Sora indossa la maschera d’oro di Carnevale Storico

La manifestazione ha ricevuto il prestigioso riconoscimento dal Ministero della Cultura che ha finanziato la manifestazione con oltre 22.500 euro. L'orgoglio del sindaco Luca Di Stefano e dell'assessore Maria Paola Gemmiti: "E' un tributo alla memoria, alla tradizione e all'identità più autentica della nostra comunità”

Gianpiero Pizzuti

Pronti, pazienza e via

Il Carnevale di Sora diventa “storico”. L’importante traguardo è stato certificato dal Ministero della Cultura, che oltre al finanziamento di 22mila 563 euro e 99 centesimi per l’edizione 2026, lo equipara ai carnevali più noti della Penisola, come quello di Putignano (Bari), di Viareggio (Lucca), e Acireale (Catania).

Nel decreto pubblicato sul sito del Ministero della Cultura e della Direzione generale Spettacolo. Sora ha ottenuto più fondi anche rispetto a Frosinone, per la “Festa della Radeca” (15.800 euro) ed a Pontecorvo (21.553,66 euro). Solo 3 città ciociare nella lista dei 63 carnevali sparsi per l’Italia, e per Sora è un successo oltre ogni rosea previsione.

Di Stefano gongola: “Tributo all’identità sorana”

Il sindaco Luca Di Stefano (Foto: Erica Del Vecchio © Teleuniverso)

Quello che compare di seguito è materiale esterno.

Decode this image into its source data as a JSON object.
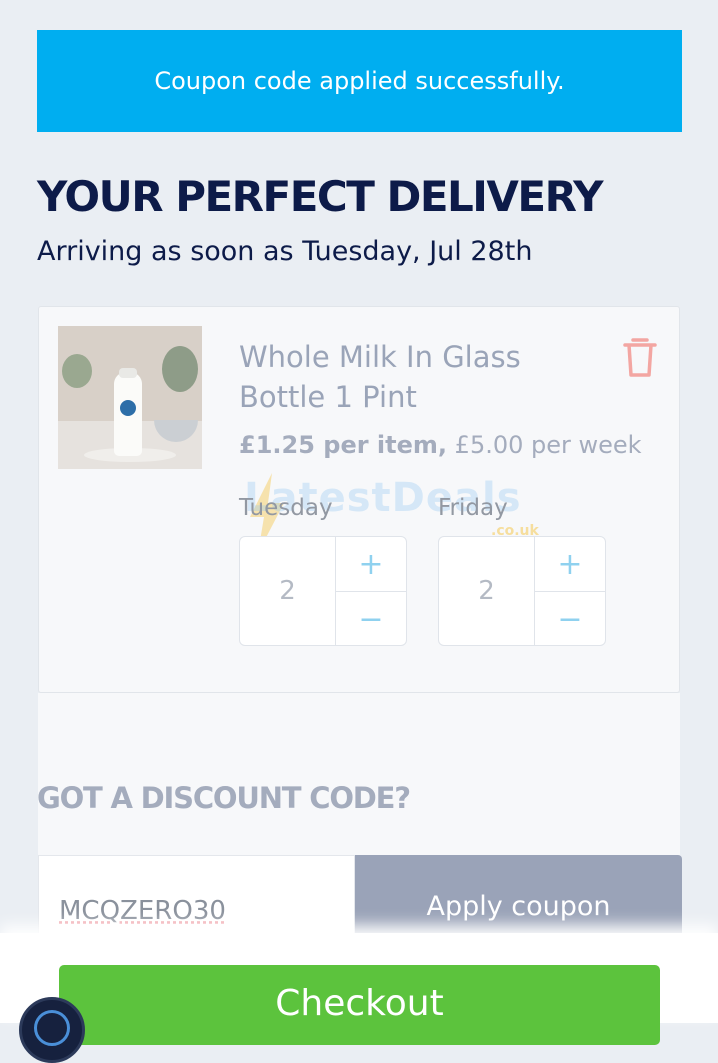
{
  "banner": {
    "message": "Coupon code applied successfully."
  },
  "colors": {
    "banner": "#00aef0",
    "heading": "#0d1b49",
    "checkout": "#5cc33d",
    "apply": "#9aa3b8"
  },
  "heading": {
    "title": "YOUR PERFECT DELIVERY",
    "subtitle": "Arriving as soon as Tuesday, Jul 28th"
  },
  "product": {
    "name": "Whole Milk In Glass Bottle 1 Pint",
    "price_per_item": "£1.25 per item,",
    "price_per_week": "£5.00 per week",
    "remove_icon": "trash-icon",
    "days": [
      {
        "label": "Tuesday",
        "quantity": "2",
        "plus": "+",
        "minus": "−"
      },
      {
        "label": "Friday",
        "quantity": "2",
        "plus": "+",
        "minus": "−"
      }
    ]
  },
  "watermark": {
    "text": "LatestDeals",
    "sub": ".co.uk"
  },
  "discount": {
    "title": "GOT A DISCOUNT CODE?",
    "code_value": "MCQZERO30",
    "apply_label": "Apply coupon"
  },
  "checkout": {
    "label": "Checkout"
  },
  "chat": {
    "icon": "chat-icon"
  }
}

Il sindaco Luca Di Stefano non ha nascosto l’orgoglio e la soddisfazione per il risultato conquistato. “Questo non è solo un attestato – ha commentato il primo cittadino – Ma un tributo alla memoria, alla tradizione e all’identità più autentica della nostra comunità. È il riconoscimento ufficiale che il Carnevale di Sora non è semplice festa, ma un patrimonio vivente, un rito che si ripete da generazioni, intrecciando storia, arte, satira e cultura popolare”.

Per il sindaco il riconoscimento del Ministero dovrà fungere anche da pungolo per fare ancora meglio. Ora abbiamo una responsabilità in più: quella di custodire, innovare e tramandare con ancora più ardore questa gemma della nostra cultura – ha aggiunto Di Stefano – Lavoreremo insieme per rendere le prossime edizioni ancora più belle, all’altezza di questo importante titolo. A nome di tutta l’Amministrazione Comunale, porgo i miei più sentiti ringraziamenti a chi ha creduto in questo progetto e a chi, con il suo lavoro silenzioso o festoso, ha reso possibile tutto questo”.

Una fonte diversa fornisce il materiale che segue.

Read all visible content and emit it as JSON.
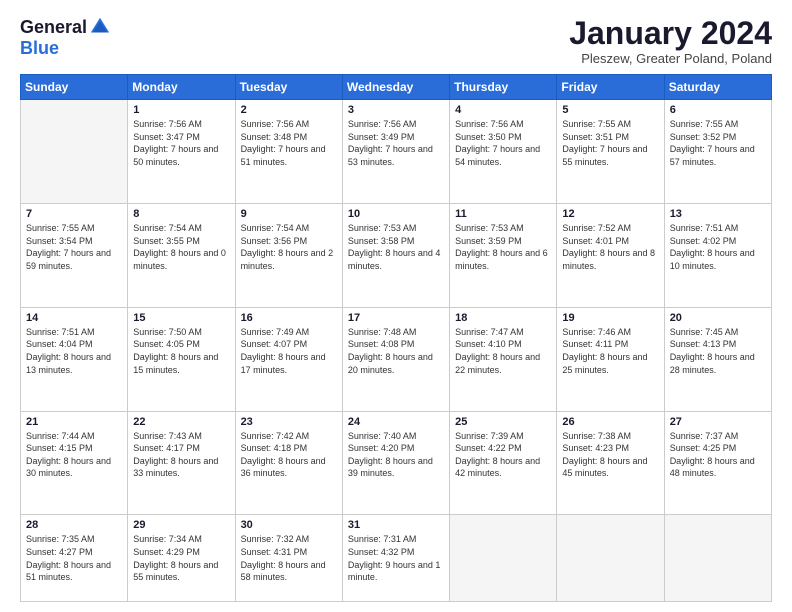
{
  "logo": {
    "general": "General",
    "blue": "Blue"
  },
  "header": {
    "month": "January 2024",
    "location": "Pleszew, Greater Poland, Poland"
  },
  "weekdays": [
    "Sunday",
    "Monday",
    "Tuesday",
    "Wednesday",
    "Thursday",
    "Friday",
    "Saturday"
  ],
  "weeks": [
    [
      {
        "day": "",
        "empty": true
      },
      {
        "day": "1",
        "sunrise": "7:56 AM",
        "sunset": "3:47 PM",
        "daylight": "7 hours and 50 minutes."
      },
      {
        "day": "2",
        "sunrise": "7:56 AM",
        "sunset": "3:48 PM",
        "daylight": "7 hours and 51 minutes."
      },
      {
        "day": "3",
        "sunrise": "7:56 AM",
        "sunset": "3:49 PM",
        "daylight": "7 hours and 53 minutes."
      },
      {
        "day": "4",
        "sunrise": "7:56 AM",
        "sunset": "3:50 PM",
        "daylight": "7 hours and 54 minutes."
      },
      {
        "day": "5",
        "sunrise": "7:55 AM",
        "sunset": "3:51 PM",
        "daylight": "7 hours and 55 minutes."
      },
      {
        "day": "6",
        "sunrise": "7:55 AM",
        "sunset": "3:52 PM",
        "daylight": "7 hours and 57 minutes."
      }
    ],
    [
      {
        "day": "7",
        "sunrise": "7:55 AM",
        "sunset": "3:54 PM",
        "daylight": "7 hours and 59 minutes."
      },
      {
        "day": "8",
        "sunrise": "7:54 AM",
        "sunset": "3:55 PM",
        "daylight": "8 hours and 0 minutes."
      },
      {
        "day": "9",
        "sunrise": "7:54 AM",
        "sunset": "3:56 PM",
        "daylight": "8 hours and 2 minutes."
      },
      {
        "day": "10",
        "sunrise": "7:53 AM",
        "sunset": "3:58 PM",
        "daylight": "8 hours and 4 minutes."
      },
      {
        "day": "11",
        "sunrise": "7:53 AM",
        "sunset": "3:59 PM",
        "daylight": "8 hours and 6 minutes."
      },
      {
        "day": "12",
        "sunrise": "7:52 AM",
        "sunset": "4:01 PM",
        "daylight": "8 hours and 8 minutes."
      },
      {
        "day": "13",
        "sunrise": "7:51 AM",
        "sunset": "4:02 PM",
        "daylight": "8 hours and 10 minutes."
      }
    ],
    [
      {
        "day": "14",
        "sunrise": "7:51 AM",
        "sunset": "4:04 PM",
        "daylight": "8 hours and 13 minutes."
      },
      {
        "day": "15",
        "sunrise": "7:50 AM",
        "sunset": "4:05 PM",
        "daylight": "8 hours and 15 minutes."
      },
      {
        "day": "16",
        "sunrise": "7:49 AM",
        "sunset": "4:07 PM",
        "daylight": "8 hours and 17 minutes."
      },
      {
        "day": "17",
        "sunrise": "7:48 AM",
        "sunset": "4:08 PM",
        "daylight": "8 hours and 20 minutes."
      },
      {
        "day": "18",
        "sunrise": "7:47 AM",
        "sunset": "4:10 PM",
        "daylight": "8 hours and 22 minutes."
      },
      {
        "day": "19",
        "sunrise": "7:46 AM",
        "sunset": "4:11 PM",
        "daylight": "8 hours and 25 minutes."
      },
      {
        "day": "20",
        "sunrise": "7:45 AM",
        "sunset": "4:13 PM",
        "daylight": "8 hours and 28 minutes."
      }
    ],
    [
      {
        "day": "21",
        "sunrise": "7:44 AM",
        "sunset": "4:15 PM",
        "daylight": "8 hours and 30 minutes."
      },
      {
        "day": "22",
        "sunrise": "7:43 AM",
        "sunset": "4:17 PM",
        "daylight": "8 hours and 33 minutes."
      },
      {
        "day": "23",
        "sunrise": "7:42 AM",
        "sunset": "4:18 PM",
        "daylight": "8 hours and 36 minutes."
      },
      {
        "day": "24",
        "sunrise": "7:40 AM",
        "sunset": "4:20 PM",
        "daylight": "8 hours and 39 minutes."
      },
      {
        "day": "25",
        "sunrise": "7:39 AM",
        "sunset": "4:22 PM",
        "daylight": "8 hours and 42 minutes."
      },
      {
        "day": "26",
        "sunrise": "7:38 AM",
        "sunset": "4:23 PM",
        "daylight": "8 hours and 45 minutes."
      },
      {
        "day": "27",
        "sunrise": "7:37 AM",
        "sunset": "4:25 PM",
        "daylight": "8 hours and 48 minutes."
      }
    ],
    [
      {
        "day": "28",
        "sunrise": "7:35 AM",
        "sunset": "4:27 PM",
        "daylight": "8 hours and 51 minutes."
      },
      {
        "day": "29",
        "sunrise": "7:34 AM",
        "sunset": "4:29 PM",
        "daylight": "8 hours and 55 minutes."
      },
      {
        "day": "30",
        "sunrise": "7:32 AM",
        "sunset": "4:31 PM",
        "daylight": "8 hours and 58 minutes."
      },
      {
        "day": "31",
        "sunrise": "7:31 AM",
        "sunset": "4:32 PM",
        "daylight": "9 hours and 1 minute."
      },
      {
        "day": "",
        "empty": true
      },
      {
        "day": "",
        "empty": true
      },
      {
        "day": "",
        "empty": true
      }
    ]
  ]
}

Turismo, gastronomia, arte e artigianato

La vice sindaca Maria Paola Gemmiti

Per Maria Paola Gemmiti, assessore alla cultura e pari opportunità e vice sindaca del Comune di Sora, è il coronamento degli sforzi degli ultimi anni: ”Oggi Sora è più ricca indossa una maschera d’oro: quella della sua Storia – ha commentato – Raccogliamo ancora straordinari i risultati per una manifestazione quale “Sora Città del Carnevale Storico” che negli anni è cresciuta ed oggi si apre al panorama nazionale”.

La vice sindaca rivela i pilastri del Carnevale sorano che vanno dal turismo all’arte. “Ringraziamo il Ministero della Cultura-Dipartimento per le Attività Culturali Direzione Generale Spettacolo per avere accolto la nostra istanza, dimostrando grande attenzione e sensibilità ha aggiunto – Grazie anche all’Ufficio Cultura del Comune di Sora che con competenza ha curato l’iter per il riconoscimento. L’edizione 2025 del nostro Carnevale ha saputo fondere tantissime dimensioni: dal turismo alla gastronomia, dall’artigianato all’arte”.